Passo veloce e sguardo basso, per percorrere quanto più rapidamente via Eritrea. Ogni sera, quando esco dalla redazione e mi allontano dal centro storico, perdendomi in strade secondarie e più isolate, chiamo qualcuno al cellulare. "Ti disturbo? Sto andando in stazione, puoi tenermi compagnia?". Ormai è un’abitudine, perché ho capito che quando ti mostri affacendata ti importunano di meno. E quando invece sono sola e nemmeno il telefono può ’salvarmi’, il mio sguardo è rivolto verso l’asfalto, perché se si evita il contatto visivo si smorza in partenza qualsiasi tipo di approccio. Ma via Eritrea è così cupa e poco presiediata che il percorso, proprio in quel tratto, diventa una passerella fra uomini e commenti non richiesti: "Ehi bella vieni qua". Fanno finta di niente le donne: non si girano, non reagiscono, non rispondono. Ma non lo fanno per ’superiorità’, quanto piuttosto perché temono di essere aggredite poi. Ho visto come certi uomini osservano ragazze a volte così giovani che potrebbero essere loro figlie. Sguardi ossessivi, molesti.

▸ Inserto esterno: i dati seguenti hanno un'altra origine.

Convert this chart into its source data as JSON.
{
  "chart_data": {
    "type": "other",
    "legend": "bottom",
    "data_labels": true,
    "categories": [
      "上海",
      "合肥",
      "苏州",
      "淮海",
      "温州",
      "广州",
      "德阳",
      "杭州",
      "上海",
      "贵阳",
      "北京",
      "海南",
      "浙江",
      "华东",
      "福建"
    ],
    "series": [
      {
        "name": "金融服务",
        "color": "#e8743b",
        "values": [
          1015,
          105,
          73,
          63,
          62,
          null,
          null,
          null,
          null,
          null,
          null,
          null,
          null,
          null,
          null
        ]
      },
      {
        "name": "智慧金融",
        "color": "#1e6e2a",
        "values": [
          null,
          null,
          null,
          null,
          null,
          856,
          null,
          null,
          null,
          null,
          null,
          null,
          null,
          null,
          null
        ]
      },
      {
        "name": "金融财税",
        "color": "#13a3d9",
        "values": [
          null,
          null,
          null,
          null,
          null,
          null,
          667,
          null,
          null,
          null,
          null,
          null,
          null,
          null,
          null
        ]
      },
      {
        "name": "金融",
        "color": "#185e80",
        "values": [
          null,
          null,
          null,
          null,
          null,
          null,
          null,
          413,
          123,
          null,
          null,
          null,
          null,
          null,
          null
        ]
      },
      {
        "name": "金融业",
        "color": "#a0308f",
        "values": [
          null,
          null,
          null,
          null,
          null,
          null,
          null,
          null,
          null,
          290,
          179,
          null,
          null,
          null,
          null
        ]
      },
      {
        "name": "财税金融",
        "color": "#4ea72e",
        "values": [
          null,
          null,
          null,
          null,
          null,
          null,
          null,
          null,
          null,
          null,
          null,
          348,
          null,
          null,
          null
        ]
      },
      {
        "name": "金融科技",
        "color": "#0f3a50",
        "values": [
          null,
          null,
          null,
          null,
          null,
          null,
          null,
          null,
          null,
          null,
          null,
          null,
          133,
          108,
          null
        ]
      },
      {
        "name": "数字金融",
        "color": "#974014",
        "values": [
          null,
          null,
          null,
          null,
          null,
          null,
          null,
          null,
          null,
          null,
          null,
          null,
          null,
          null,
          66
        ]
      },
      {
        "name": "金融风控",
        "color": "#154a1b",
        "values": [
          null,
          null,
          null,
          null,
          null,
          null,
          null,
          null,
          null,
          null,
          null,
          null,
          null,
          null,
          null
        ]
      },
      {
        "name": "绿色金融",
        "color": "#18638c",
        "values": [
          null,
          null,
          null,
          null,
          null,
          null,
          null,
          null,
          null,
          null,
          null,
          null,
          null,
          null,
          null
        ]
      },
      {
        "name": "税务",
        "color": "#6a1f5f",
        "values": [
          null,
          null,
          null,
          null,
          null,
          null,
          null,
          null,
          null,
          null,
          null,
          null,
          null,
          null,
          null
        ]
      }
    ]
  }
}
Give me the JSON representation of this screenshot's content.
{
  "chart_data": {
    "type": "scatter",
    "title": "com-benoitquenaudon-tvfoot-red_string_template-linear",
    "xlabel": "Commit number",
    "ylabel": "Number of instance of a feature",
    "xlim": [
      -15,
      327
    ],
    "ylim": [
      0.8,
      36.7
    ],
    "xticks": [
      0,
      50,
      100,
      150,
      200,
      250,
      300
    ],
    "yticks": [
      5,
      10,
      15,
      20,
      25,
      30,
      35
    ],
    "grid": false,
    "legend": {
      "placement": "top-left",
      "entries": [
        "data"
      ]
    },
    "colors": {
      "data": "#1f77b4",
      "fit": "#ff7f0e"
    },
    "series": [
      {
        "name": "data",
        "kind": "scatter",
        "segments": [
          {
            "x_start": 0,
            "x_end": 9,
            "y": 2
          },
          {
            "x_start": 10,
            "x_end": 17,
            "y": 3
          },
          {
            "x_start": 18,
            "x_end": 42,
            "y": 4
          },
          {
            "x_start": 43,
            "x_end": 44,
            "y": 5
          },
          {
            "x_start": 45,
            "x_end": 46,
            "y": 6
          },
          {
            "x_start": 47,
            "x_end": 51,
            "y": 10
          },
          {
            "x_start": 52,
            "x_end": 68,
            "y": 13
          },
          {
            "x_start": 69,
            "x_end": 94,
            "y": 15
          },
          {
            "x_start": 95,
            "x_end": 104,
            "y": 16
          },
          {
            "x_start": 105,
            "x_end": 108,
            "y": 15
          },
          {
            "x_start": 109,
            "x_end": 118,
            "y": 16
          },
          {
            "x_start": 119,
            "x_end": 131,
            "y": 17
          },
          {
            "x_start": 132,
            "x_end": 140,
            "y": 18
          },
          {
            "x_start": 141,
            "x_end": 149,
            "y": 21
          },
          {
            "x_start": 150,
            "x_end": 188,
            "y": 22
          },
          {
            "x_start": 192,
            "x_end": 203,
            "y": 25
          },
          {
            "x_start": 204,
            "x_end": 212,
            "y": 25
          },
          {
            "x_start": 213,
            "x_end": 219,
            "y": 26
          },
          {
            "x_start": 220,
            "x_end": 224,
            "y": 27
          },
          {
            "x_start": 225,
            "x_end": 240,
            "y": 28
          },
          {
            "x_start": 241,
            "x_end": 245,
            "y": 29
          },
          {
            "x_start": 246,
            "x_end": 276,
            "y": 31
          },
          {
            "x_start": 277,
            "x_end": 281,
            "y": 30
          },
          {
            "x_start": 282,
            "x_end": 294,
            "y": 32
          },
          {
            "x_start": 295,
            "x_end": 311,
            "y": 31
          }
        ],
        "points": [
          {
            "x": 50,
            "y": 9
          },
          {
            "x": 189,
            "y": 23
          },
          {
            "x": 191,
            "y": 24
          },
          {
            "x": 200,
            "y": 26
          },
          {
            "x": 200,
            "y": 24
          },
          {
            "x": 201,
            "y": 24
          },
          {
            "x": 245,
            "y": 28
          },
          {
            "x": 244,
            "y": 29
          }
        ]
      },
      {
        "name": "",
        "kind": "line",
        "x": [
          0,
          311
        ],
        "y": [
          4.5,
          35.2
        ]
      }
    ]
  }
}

Io, ho indossato una gonna una sola volta, poi ho capito che in questo posto è meglio evitare. Commenti irritanti prendono facilmente piede, piuttosto preferisco cambiare il mio modo di vestire. Ogni tanto, quando cammino, mi giro a guardare indietro perché temo di essere pedinata e derubata. Non è apprensione, a qualcuna è già successo.
Quando arrivi in piazzale Marconi però ti rendi conto che la situazione non è tanto diversa.
C’è chi spaccia davanti gli occhi di tutti, chi urla e chi al passaggio ti scruta. Poi ci sono i tossicodipendenti che, seppure non direttamente, spesso diventano molesti. Come un ragazzo che quasi tutte le sera transita davanti all’ingresso principale della stazione: a volte con i pantaloni completamente abbassati, altre volte toccandosi le parti intime.
Scene raccapriccianti di una fetta di società ai margini, che allo stesso tempo spaventa, importuna e mette a disagio.